我が家は全員同じ血液型だけど性格はバラバラだ。なので、この調査結果は至極当たり前だと思う。お遊びで血液型占いとか言っている分には良いが、遊びを超えて信じ込んだり採用試験のようなシーンにまで血液型が判断材料になるのは行き過ぎ。だが、実際に私自身もブラッドハラスメントを受けた経験がある。
とある社長さんからヘッドハンティングされたが、私の血液型を聞いた途端に社長さんが迷い始めたのである。特定の血液型代表のように扱われる資格は私には到底ないし、そもそもそんな事で人事を迷う方の下でお仕事もしたくないので、丁重にご辞退申し上げた。

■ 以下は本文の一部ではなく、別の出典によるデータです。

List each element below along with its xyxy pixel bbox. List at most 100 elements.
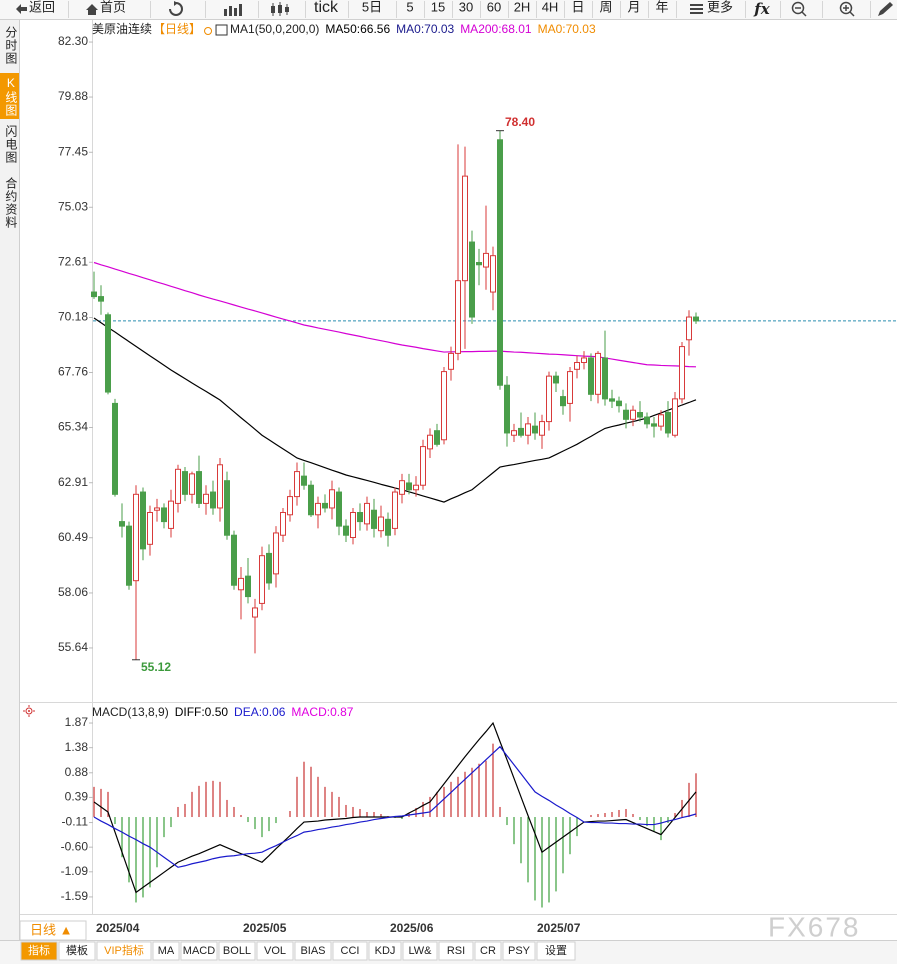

以前も書いた「ニセ医学」に騙されないためにでは、抗がん剤治療についてや「白い食べ物」について以外にもこうした民間神話的な話についても解説している。鰯の頭も信心から、ではないけどプラシーボ効果で気持ちが上向いて体調が落ち着くことも確かにあるだろう。だが、試しにやってみている、とか、願掛け程度にしてるとか本人が何か認識しているうちは良いけど、騙されている自覚がない場合はどうだろうか? 信じたら救われる保証はどこにあるのか。

英語でニセ医学のことはquackというそうである。インチキ薬売りがアヒルがなくように口上を述べることから来たとか。(amazon書評参考)
遊びならともかく、命に関わる問題にまでブラックアヒルちゃんに騙されないためにも一読しておくと、書かれていること以外についても判断力がつく良書だと思う。

病気と判断されると迷うのは人間誰しもそうである。私の放射線治療を担当してくださった医師は若くして胃がんになった方だが、著書の中で医師も迷うのだと記しておられた。正直な方である。

人を救うのは人だし、人を迷わすのも人である。ニセ医学を正と信じることを責めている訳ではない。ただ、「あれっ?」と思う気持ちの余裕は持ち続けても損は無いと思う。「ニセ医学」に騙されないために、機会があったらぜひご一読を。発売早々なのに増版もかかっているそうな。私自身はシーンを置き換えたら考え方なんぞがビジネス書としても読めるなと思いました。